In Michael Bay’s 13 Hours: The Secret Soldiers of Benghazi, a gang of shouting, masked men storm the American diplomatic compound in Benghazi, fire holes through an American flag and burn the ambassador’s opulent lodging to the ground. Ambassador Chris Stevens is breathing in dangerous amounts of smoke. Our American heroes are just a mile away, armed to the teeth and ready to come to the rescue.
But that’s against orders, according to Bay’s telling. “You will wait,” the pudgy CIA commander tells the armed operatives at the nearby base who are desperate to go help. “Stand down!”
Reports show that the chief CIA commander at the nearby annex in Benghazi did tell the team of American security personnel to wait before rushing to the diplomatic compound. Operatives had “tactical disagreements about the speed with which the team should depart,” according to a House accounting of the incident. But there is no evidence of a “stand down” order that would have stopped American help from reaching the compound. And it’s unclear that any different decisions on the night of September 11, 2012—from the top brass in Washington to the CIA at the annex next door—could have saved the ambassador.
But that’s not really the point. Benghazi, which has become a byword for disaster, was an avoidable tragedy, in Bay’s telling. As the movie shows, security at the diplomatic compound was fatally thin and warning signs went unheeded. While Hillary Clinton’s name is never mentioned in 13 Hours, Bay’s argument is clear enough, and familiar: Clinton’s world of government technocrats and sheltered professionals failed to protect American lives.
The movie debuts at a politically charged moment. Screened first to the public on Tuesday in Dallas, Texas, at the AT&T Stadium, the film anticipates the Iowa caucuses and a contentious 2016 election when Clinton and President Obama’s legacy will be in the hot seat. Indeed, conservatives are already praising the movie for exposing Uncle Sam’s failures to protect his own. Conservative talk radio host Hugh Hewitt said the movie was “an indictment” that “will leave those who will open their eyes and ears to see and hear seething about Hillary’s massive fail that night in 2012.”
13 Hours falls into a tradition of political films that offer an indictment proved by tragedy. Black Hawk Down (2001) showed the deaths of 18 Americans due to a failed 1993 military operation in Somalia during President Bill Clinton’s tenure, while Fahrenheit 9/11 sought to reveal the fecklessness of President George W. Bush’s foreign policy through the debacle of the Iraq War. This year’s Michael Bay movie is the logical endpoint of the trend: it’s a political movie disguised as a drama, and timed to the start of a presidential election.
Criticism of Clinton’s Washington world is implicit in 13 Hours. Our ersatz Hillary Clinton, the CIA officer in charge of the Benghazi intelligence annex on the night of the attack, is clammy and immediately repellant. “We hired the brightest minds from Harvard and Yale to do their work,” the chief tells the contractors on duty. “The best thing you can do is stay out of their way.” Next door, the rough-hewn, non-Ivy League soldiers spend their days lifting weights, drinking beer and video chatting with their kids and wives back home. Their advice is repeatedly ignored. “If you’ve got useful intel, put it in a memo,” says the CIA’s Hillary stand-in. Despite the apparent dangers in Libya, there is little protection.

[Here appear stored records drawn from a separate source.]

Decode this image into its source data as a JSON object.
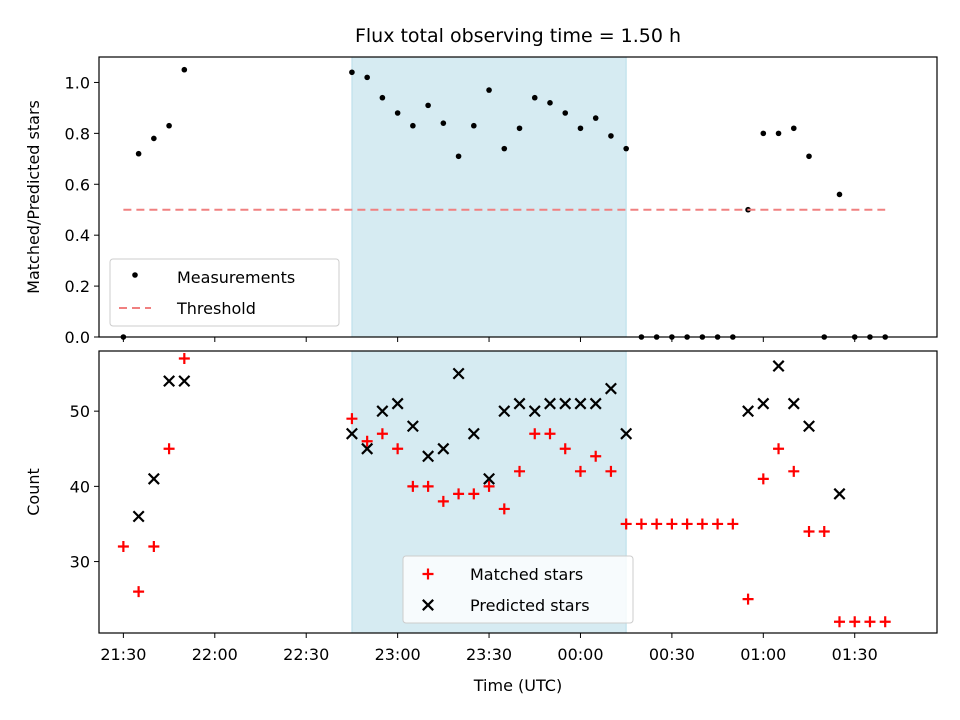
{
  "chart_data": [
    {
      "type": "scatter",
      "title": "Flux total observing time = 1.50 h",
      "ylabel": "Matched/Predicted stars",
      "xlabel": "",
      "ylim": [
        0,
        1.1
      ],
      "yticks": [
        "0.0",
        "0.2",
        "0.4",
        "0.6",
        "0.8",
        "1.0"
      ],
      "xlim": [
        "21:22",
        "01:57"
      ],
      "highlight_span": [
        "22:45",
        "00:15"
      ],
      "grid": false,
      "legend_position": "lower-left",
      "series": [
        {
          "name": "Measurements",
          "color": "#000000",
          "marker": "dot",
          "points": [
            [
              "21:30",
              0.0
            ],
            [
              "21:35",
              0.72
            ],
            [
              "21:40",
              0.78
            ],
            [
              "21:45",
              0.83
            ],
            [
              "21:50",
              1.05
            ],
            [
              "22:45",
              1.04
            ],
            [
              "22:50",
              1.02
            ],
            [
              "22:55",
              0.94
            ],
            [
              "23:00",
              0.88
            ],
            [
              "23:05",
              0.83
            ],
            [
              "23:10",
              0.91
            ],
            [
              "23:15",
              0.84
            ],
            [
              "23:20",
              0.71
            ],
            [
              "23:25",
              0.83
            ],
            [
              "23:30",
              0.97
            ],
            [
              "23:35",
              0.74
            ],
            [
              "23:40",
              0.82
            ],
            [
              "23:45",
              0.94
            ],
            [
              "23:50",
              0.92
            ],
            [
              "23:55",
              0.88
            ],
            [
              "00:00",
              0.82
            ],
            [
              "00:05",
              0.86
            ],
            [
              "00:10",
              0.79
            ],
            [
              "00:15",
              0.74
            ],
            [
              "00:20",
              0.0
            ],
            [
              "00:25",
              0.0
            ],
            [
              "00:30",
              0.0
            ],
            [
              "00:35",
              0.0
            ],
            [
              "00:40",
              0.0
            ],
            [
              "00:45",
              0.0
            ],
            [
              "00:50",
              0.0
            ],
            [
              "00:55",
              0.5
            ],
            [
              "01:00",
              0.8
            ],
            [
              "01:05",
              0.8
            ],
            [
              "01:10",
              0.82
            ],
            [
              "01:15",
              0.71
            ],
            [
              "01:20",
              0.0
            ],
            [
              "01:25",
              0.56
            ],
            [
              "01:30",
              0.0
            ],
            [
              "01:35",
              0.0
            ],
            [
              "01:40",
              0.0
            ]
          ]
        },
        {
          "name": "Threshold",
          "color": "#f08080",
          "style": "dashed",
          "points": [
            [
              "21:30",
              0.5
            ],
            [
              "01:40",
              0.5
            ]
          ]
        }
      ]
    },
    {
      "type": "scatter",
      "title": "",
      "ylabel": "Count",
      "xlabel": "Time (UTC)",
      "ylim": [
        20.5,
        58
      ],
      "yticks": [
        "30",
        "40",
        "50"
      ],
      "xticks": [
        "21:30",
        "22:00",
        "22:30",
        "23:00",
        "23:30",
        "00:00",
        "00:30",
        "01:00",
        "01:30"
      ],
      "xlim": [
        "21:22",
        "01:57"
      ],
      "highlight_span": [
        "22:45",
        "00:15"
      ],
      "grid": false,
      "legend_position": "lower-center",
      "series": [
        {
          "name": "Matched stars",
          "color": "#ff0000",
          "marker": "plus",
          "points": [
            [
              "21:30",
              32
            ],
            [
              "21:35",
              26
            ],
            [
              "21:40",
              32
            ],
            [
              "21:45",
              45
            ],
            [
              "21:50",
              57
            ],
            [
              "22:45",
              49
            ],
            [
              "22:50",
              46
            ],
            [
              "22:55",
              47
            ],
            [
              "23:00",
              45
            ],
            [
              "23:05",
              40
            ],
            [
              "23:10",
              40
            ],
            [
              "23:15",
              38
            ],
            [
              "23:20",
              39
            ],
            [
              "23:25",
              39
            ],
            [
              "23:30",
              40
            ],
            [
              "23:35",
              37
            ],
            [
              "23:40",
              42
            ],
            [
              "23:45",
              47
            ],
            [
              "23:50",
              47
            ],
            [
              "23:55",
              45
            ],
            [
              "00:00",
              42
            ],
            [
              "00:05",
              44
            ],
            [
              "00:10",
              42
            ],
            [
              "00:15",
              35
            ],
            [
              "00:20",
              35
            ],
            [
              "00:25",
              35
            ],
            [
              "00:30",
              35
            ],
            [
              "00:35",
              35
            ],
            [
              "00:40",
              35
            ],
            [
              "00:45",
              35
            ],
            [
              "00:50",
              35
            ],
            [
              "00:55",
              25
            ],
            [
              "01:00",
              41
            ],
            [
              "01:05",
              45
            ],
            [
              "01:10",
              42
            ],
            [
              "01:15",
              34
            ],
            [
              "01:20",
              34
            ],
            [
              "01:25",
              22
            ],
            [
              "01:30",
              22
            ],
            [
              "01:35",
              22
            ],
            [
              "01:40",
              22
            ]
          ]
        },
        {
          "name": "Predicted stars",
          "color": "#000000",
          "marker": "x",
          "points": [
            [
              "21:35",
              36
            ],
            [
              "21:40",
              41
            ],
            [
              "21:45",
              54
            ],
            [
              "21:50",
              54
            ],
            [
              "22:45",
              47
            ],
            [
              "22:50",
              45
            ],
            [
              "22:55",
              50
            ],
            [
              "23:00",
              51
            ],
            [
              "23:05",
              48
            ],
            [
              "23:10",
              44
            ],
            [
              "23:15",
              45
            ],
            [
              "23:20",
              55
            ],
            [
              "23:25",
              47
            ],
            [
              "23:30",
              41
            ],
            [
              "23:35",
              50
            ],
            [
              "23:40",
              51
            ],
            [
              "23:45",
              50
            ],
            [
              "23:50",
              51
            ],
            [
              "23:55",
              51
            ],
            [
              "00:00",
              51
            ],
            [
              "00:05",
              51
            ],
            [
              "00:10",
              53
            ],
            [
              "00:15",
              47
            ],
            [
              "00:55",
              50
            ],
            [
              "01:00",
              51
            ],
            [
              "01:05",
              56
            ],
            [
              "01:10",
              51
            ],
            [
              "01:15",
              48
            ],
            [
              "01:25",
              39
            ]
          ]
        }
      ]
    }
  ]
}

Once the action begins, the Americans are left high and dry. “The gunship is out of fueling range—that’s what they’re telling me,” says one of the Americans after communicating with headquarters at home. “I called for air support. It never came,” says another. “We don’t have any f–king support!” says one of our American operatives. Flashed images of top brass at home show us just who didn’t send help—even though little top-down wrongdoing is claimed in the film.
Hillary Clinton has accepted responsibility for not arranging for better security in Libya, though she and the rest of the Obama administration have denied intentionally misleading the public in the days after the attack. In the years since, conservatives’ accusations about her mishandling of the crisis have followed her and damaged her standing. Though she was largely considered to have vindicated herself in a hearing in a House hearing in October, Republicans may very well try to use Benghazi again in the coming months.
Read More: How Hillary Clinton Won the Benghazi Hearing
And if there’s any question that the Bay movie is being used as a political stunt, two Republican groups will host a screening of the movie on Friday in Washington, D.C., and Arkansas Sen. Tom Cotton will speak at the event. Republicans are talking about the potential impact of the movie, which could again help to redefine Benghazi attacks as a moment of failure for Obama and Clinton. “The release of ’13 Hours’ will re-start the conversation over Benghazi and introduce a whole new audience to the events of that night,” Brian O. Walsh, President of Future45, told CNN. “Coming just weeks before the first votes are cast and in the form of a major motion picture from Hollywood, the timing couldn’t be worse for Secretary Clinton.”
13 Hours is likely to be much more popular among conservatives than among the audiences Clinton is trying to woo in the Democratic primary. Whether the movie arouses a latent distrust for Clinton among the voters who matter—that’s a question for Election Day.